The Bebop Era in CBS Jazz Masterpieces series


   The era of deep political and economic crisis was also the crucial moment in the history of 20th century music. Many historians see this movement as an effect of 2nd world war, but its range shows it could have been a reaction for wider cultural processes including rise of totalitarian regimes and social crisis changing traditional social preferences. In fact, late 30’s and early 40’s marked the dark period of European history, were even dance music was in shade of marching bands. On the other hand, those were the years of great changes in American culture. Participation in war, economic boom and redefinition of world politics were the background of various social movements marking the general change of American and global culture. It was also the turning moment of great change between traditional and modern jazz – first bebop, than hard bop and cool jazz, the outburst of new tendencies rapidly reshaped great part of musical culture.
   The bebop style became recognized as a new style in early 1940’s, although some elements of this trend were presented earlier in Kansas City school and in some swing big bands during 1930’s. Many big bands especially from Kansas City metropolitan area were evolving new style and played music including elements of the new style. Unlike swing and earlier styles being offshoot from popular dance music, in bebop era jazz became genre of artistic. In place of dance structures with improvised choruses typical for swing music, bebop introduced more free style of improvisations based on harmonies and some variations loosely connected to the theme. Fast tempos and virtuosity didn’t left too much place for doubts – main purpose of this music was just to create listener’s impression. Such attitude makes bebop closer to idea of concert music than traditional Dixieland hot style.

Jazz – The Bebop Era (1987)

   The compilation of bebop masterpieces remastered from original analog tapes is a try to comprise the vast spectrum of most creative jazz recordings from 1942-1951. The long list of few dozens of albums in CBS Jazz Masterpieces series presents best albums published as re-editions of complete remastered recordings. Some compilations were made to show best of CBS artists, like Louis Armstrong, Count Basie or Billie Holiday, some are dedicated to one type of recordings, vocalists, combos or big bands. One of such editions is compilation showing most representative bebop era recordings. It’s needless to say, with just one LP is just impossible to fulfill such promise. But still this selection of 14 tracks can be both informative and nice to listen.
   One can find here selected recordings of artists forming foundations of new style and late masterworks like classical live performance of Ornithology by Charlie Parker Quintet with Fats Navarro, Bud Powell, Curly Russell and Art Blakey in Birdland, June 30th, 1950 or 'Round Midnight played by Charlie Parker & The All-Stars with Gillespie, Powell, Tommy Potter and Roy Haynes in Birdland, March 31st, 1951. The perfect example of full-blown bebop style is Double Date recorded by legendary band Metronome All-Stars (band traditionally assembled of winners in annual Metronome magazine readers poll) with solos by Billy Bauer (g), Lennie Tristano (p), Serge Chaloff (bs), Lee Konitz (as), Buddy DeFranco (cl), Kai Winding (tb), Stan Getz (ts), Dizzy Gillespie (tr), Eddie Safranski (b) and Max Roach (dr). In fact whole of this short piece is a series of virtuoso solos connected by few bridges. Arranged by Pete Rugolo this was small musical jewel joining jazz with elements of contemporary classical music. The same artists besides Dizzy Gillespie were played in No Figs. The harmonic progression of this tune is based on the same sequence as Donna Lee. Choruses here are longer and slower tempo gives a chance to react on fellow musicians solos. Both tracks were recorded January 10th 1950. Great stuff in every phrase!
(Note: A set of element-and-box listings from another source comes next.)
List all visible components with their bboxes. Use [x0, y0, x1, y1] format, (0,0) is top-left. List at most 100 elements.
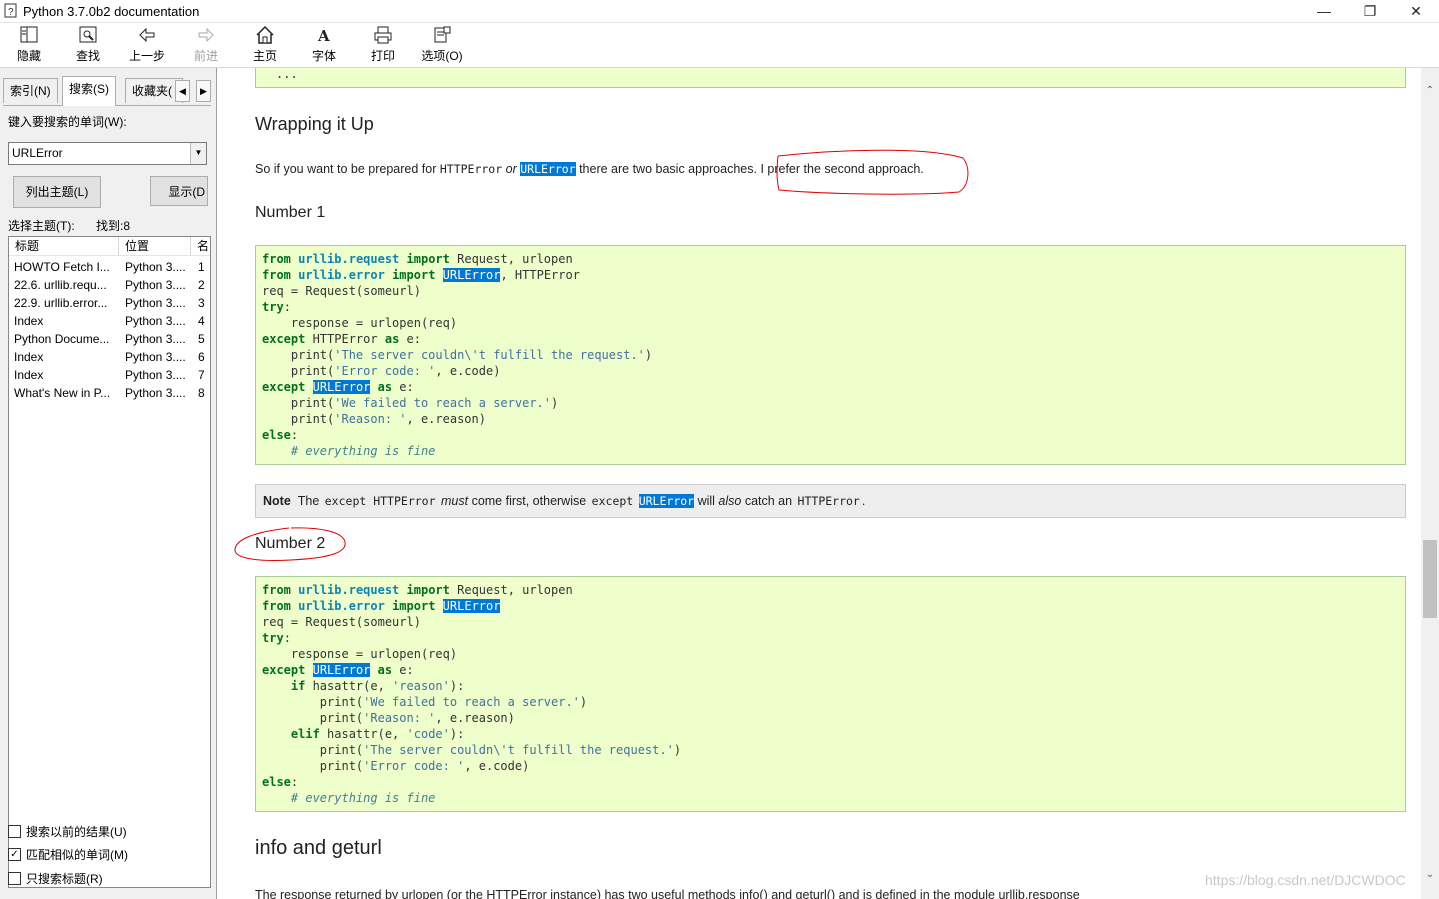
home-button[interactable]: 主页	[240, 25, 290, 64]
result-location: Python 3....	[125, 350, 186, 364]
font-button[interactable]: A 字体	[299, 25, 349, 64]
options-button[interactable]: 选项(O)	[417, 25, 467, 64]
intro-text-b: there are two basic approaches.	[575, 162, 757, 176]
inline-code-httperror: HTTPError	[439, 162, 503, 176]
results-list-header: 标题 位置 名	[9, 237, 210, 256]
result-title: Python Docume...	[14, 332, 110, 346]
result-rank: 7	[198, 368, 205, 382]
result-rank: 1	[198, 260, 205, 274]
result-row[interactable]: Python Docume... Python 3.... 5	[9, 330, 210, 348]
result-location: Python 3....	[125, 296, 186, 310]
result-row[interactable]: What's New in P... Python 3.... 8	[9, 384, 210, 402]
print-button[interactable]: 打印	[358, 25, 408, 64]
bottom-paragraph: The response returned by urlopen (or the…	[255, 888, 1080, 899]
note-code-except-httperror: except HTTPError	[322, 494, 438, 508]
font-icon: A	[317, 27, 330, 45]
note-label: Note	[263, 494, 291, 508]
display-button[interactable]: 显示(D	[150, 176, 208, 206]
titles-only-checkbox[interactable]	[8, 872, 21, 885]
window-title: Python 3.7.0b2 documentation	[23, 4, 200, 19]
content-pane: ... Wrapping it Up So if you want to be …	[225, 68, 1421, 899]
help-book-icon: ?	[4, 3, 17, 18]
result-row[interactable]: Index Python 3.... 4	[9, 312, 210, 330]
result-row[interactable]: HOWTO Fetch I... Python 3.... 1	[9, 258, 210, 276]
inline-code-urlerror: URLError	[520, 162, 576, 176]
note-code-except: except	[589, 494, 636, 508]
watermark: https://blog.csdn.net/DJCWDOC	[1205, 872, 1406, 888]
heading-wrapping-it-up: Wrapping it Up	[255, 114, 374, 134]
code-text-number-1: from urllib.request import Request, urlo…	[262, 252, 653, 458]
heading-number-1: Number 1	[255, 204, 326, 221]
intro-text-a: So if you want to be prepared for	[255, 162, 440, 176]
home-icon	[256, 25, 274, 44]
note-code-httperror: HTTPError	[795, 494, 862, 508]
find-button[interactable]: 查找	[63, 25, 113, 64]
note-box: Note The except HTTPError must come firs…	[255, 484, 1406, 518]
results-list[interactable]: 标题 位置 名 HOWTO Fetch I... Python 3.... 1 22.…	[8, 236, 211, 888]
list-topics-button[interactable]: 列出主题(L)	[13, 176, 101, 208]
result-location: Python 3....	[125, 278, 186, 292]
back-arrow-icon	[139, 27, 155, 43]
select-topic-label: 选择主题(T):	[8, 219, 75, 233]
red-annotation-circle-2	[234, 527, 346, 561]
dropdown-arrow-icon[interactable]: ▼	[190, 143, 206, 164]
search-input[interactable]: URLError ▼	[8, 142, 207, 165]
find-icon	[79, 26, 97, 43]
tab-index[interactable]: 索引(N)	[3, 78, 58, 103]
result-rank: 3	[198, 296, 205, 310]
printer-icon	[374, 26, 392, 44]
forward-button[interactable]: 前进	[181, 25, 231, 64]
column-header-rank[interactable]: 名	[191, 237, 210, 255]
content-scrollbar[interactable]: ⌃ ⌄	[1421, 68, 1439, 899]
scroll-down-icon[interactable]: ⌄	[1421, 866, 1439, 883]
navigation-pane: 索引(N) 搜索(S) 收藏夹( ◀ ▶ 键入要搜索的单词(W): URLErr…	[0, 68, 217, 899]
minimize-button[interactable]: —	[1301, 0, 1347, 22]
note-t4: will	[694, 494, 719, 508]
restore-button[interactable]: ❐	[1347, 0, 1393, 22]
result-location: Python 3....	[125, 314, 186, 328]
code-text-number-2: from urllib.request import Request, urlo…	[262, 583, 682, 805]
note-t1: The	[297, 494, 323, 508]
result-row[interactable]: 22.6. urllib.requ... Python 3.... 2	[9, 276, 210, 294]
result-row[interactable]: 22.9. urllib.error... Python 3.... 3	[9, 294, 210, 312]
close-button[interactable]: ✕	[1393, 0, 1439, 22]
prev-results-label: 搜索以前的结果(U)	[26, 825, 127, 839]
note-text: Note The except HTTPError must come firs…	[263, 494, 865, 508]
result-title: Index	[14, 368, 44, 382]
result-title: Index	[14, 350, 44, 364]
result-location: Python 3....	[125, 332, 186, 346]
scroll-up-icon[interactable]: ⌃	[1421, 82, 1439, 99]
note-t6: catch an	[741, 494, 796, 508]
result-title: 22.9. urllib.error...	[14, 296, 108, 310]
result-title: 22.6. urllib.requ...	[14, 278, 107, 292]
heading-info-and-geturl: info and geturl	[255, 837, 382, 859]
column-header-location[interactable]: 位置	[119, 237, 191, 255]
tab-scroll-left-icon[interactable]: ◀	[175, 80, 190, 102]
result-row[interactable]: Index Python 3.... 7	[9, 366, 210, 384]
result-row[interactable]: Index Python 3.... 6	[9, 348, 210, 366]
note-must: must	[437, 494, 469, 508]
result-rank: 2	[198, 278, 205, 292]
column-header-title[interactable]: 标题	[9, 237, 119, 255]
back-button[interactable]: 上一步	[122, 25, 172, 64]
result-rank: 8	[198, 386, 205, 400]
search-input-value: URLError	[12, 146, 63, 160]
scrollbar-thumb[interactable]	[1423, 540, 1437, 618]
red-annotation-circle	[776, 149, 969, 195]
titles-only-label: 只搜索标题(R)	[26, 872, 103, 886]
result-title: Index	[14, 314, 44, 328]
hide-pane-icon	[20, 26, 38, 43]
intro-text-or: or	[502, 162, 521, 176]
tab-scroll-right-icon[interactable]: ▶	[196, 80, 211, 102]
options-icon	[434, 26, 451, 43]
match-similar-label: 匹配相似的单词(M)	[26, 848, 128, 862]
code-ellipsis: ...	[276, 68, 298, 81]
code-block-number-2: from urllib.request import Request, urlo…	[255, 576, 1406, 812]
match-similar-checkbox[interactable]: ✓	[8, 848, 21, 861]
hide-button[interactable]: 隐藏	[4, 25, 54, 64]
code-block-top: ...	[255, 68, 1406, 88]
prev-results-checkbox[interactable]	[8, 825, 21, 838]
result-location: Python 3....	[125, 260, 186, 274]
svg-text:A: A	[317, 27, 330, 45]
tab-search[interactable]: 搜索(S)	[62, 76, 116, 106]
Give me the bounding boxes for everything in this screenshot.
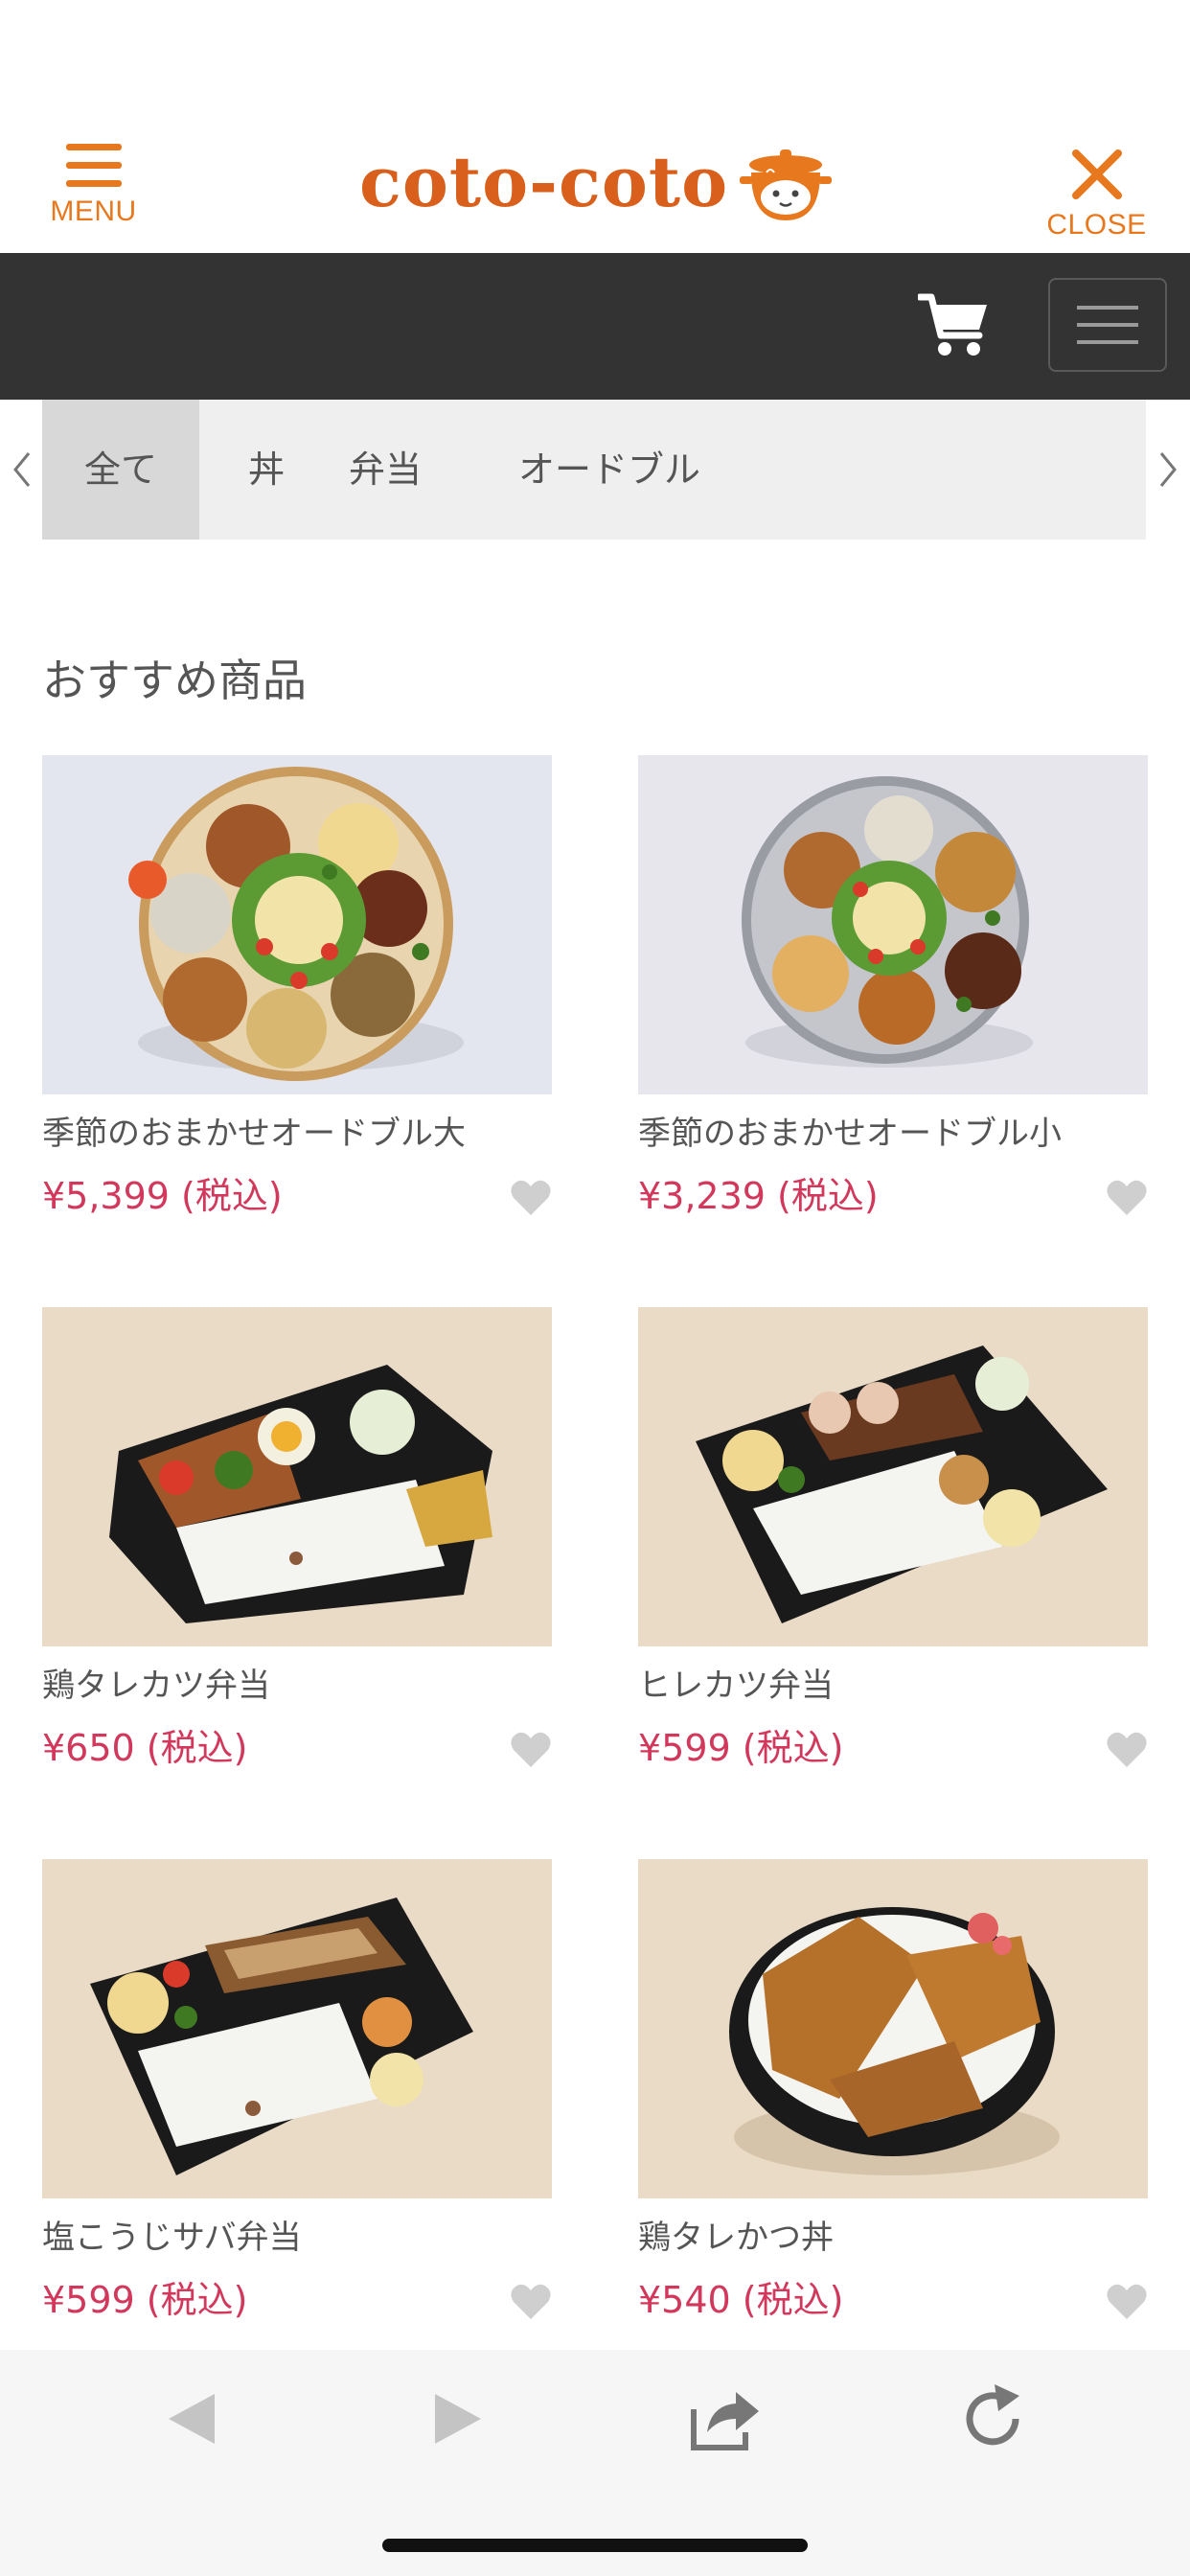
site-header: MENU coto-coto CLOSE — [0, 0, 1190, 253]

Metronome All-Stars – Double Date / No Figs (1950)

   Every track of this collection is worth of noteworthy. With hard to find recordings of orchestras led by Cootie Williams, Woody Herman, Gene Krupa, Claude Thornhill, Chubby Jackson and Elliot Lawrence, with Dizzy Gillespie’s All-Stars and Metronome All-Stars album brings whole league of unforgettable artists. Bud Powell, Charlie Parker, Dizzy Gillespie, Kenny Clarke, Lennie Tristano, Miles Davis, Stan Getz, Zoot Sims, Tadd Dameron, Woody Herman and arrangers Gerry Mulligan and Gil Evans are most recognizable but there are many others. Great solo of Miles Davis in Don’t Blame Me played with Tadd Dameron Quintet at the International Jazz Festival May 8th, 1949 in Paris. Great musicians are merged with perfectly bebop themes starting and ending with two Thelonious Monk’s themes Epistrophy recorded by Cootie Williams & His Orchestra, and 'Round Midnight recorded by Charlie Parker & The All-Stars. Four stars for good taste, quality of remastering and edition deciding every position in CBS Jazz Masterpieces series has its place in good collection.